# Clustering the neighborhoods in Toronto

In [58]:
import urllib
from bs4 import BeautifulSoup
import pandas as pd
import numpy as np
import folium
import requests
from sklearn.cluster import KMeans

# Matplotlib and associated plotting modules
import matplotlib.cm as cm
import matplotlib.colors as colors

### Part . 1

1. Due to policy in **China**, wikipedia is not available.

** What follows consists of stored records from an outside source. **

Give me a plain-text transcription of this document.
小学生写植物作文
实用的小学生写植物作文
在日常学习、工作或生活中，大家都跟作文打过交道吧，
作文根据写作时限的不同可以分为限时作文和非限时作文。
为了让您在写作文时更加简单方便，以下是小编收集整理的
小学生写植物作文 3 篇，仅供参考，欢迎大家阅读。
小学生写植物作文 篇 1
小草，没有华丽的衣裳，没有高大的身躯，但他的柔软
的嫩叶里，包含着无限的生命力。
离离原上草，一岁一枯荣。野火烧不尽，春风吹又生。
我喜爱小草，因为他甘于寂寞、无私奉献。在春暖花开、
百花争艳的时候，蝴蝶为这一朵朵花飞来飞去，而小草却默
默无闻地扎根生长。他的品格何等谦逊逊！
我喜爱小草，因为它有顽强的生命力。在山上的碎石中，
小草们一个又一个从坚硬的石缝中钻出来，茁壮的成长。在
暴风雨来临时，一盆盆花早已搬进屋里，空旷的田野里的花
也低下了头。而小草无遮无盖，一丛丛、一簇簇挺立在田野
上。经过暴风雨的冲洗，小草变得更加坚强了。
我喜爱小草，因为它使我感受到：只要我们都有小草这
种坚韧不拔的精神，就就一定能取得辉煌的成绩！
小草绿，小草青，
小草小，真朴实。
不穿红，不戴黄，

I downloaded the web page in other ways.\
2. Using BeautifulSoup, I get the details of that wikipedia page

In [2]:
wiki = 'List of postal codes of Canada_ M - Wikipedia.htm'

htmlfile = open(wiki, 'r', encoding='utf-8')
htmlhandle = htmlfile.read()
soup = BeautifulSoup(htmlhandle, 'lxml')

3. Collecting all the tables

In [3]:
table = soup.find('table')

4. Analysing and storing all the data we want.

In [4]:
postcode = []
borough = []
neighborhood = []
for row in table.findAll('tr'):
    cells = row.findAll('td')
    if len(cells) == 3:
        postcode.append(cells[0].find(text=True))
        borough.append(cells[1].find(text=True))
        neighborhood.append(cells[2].find(text=True).replace("\n", ""))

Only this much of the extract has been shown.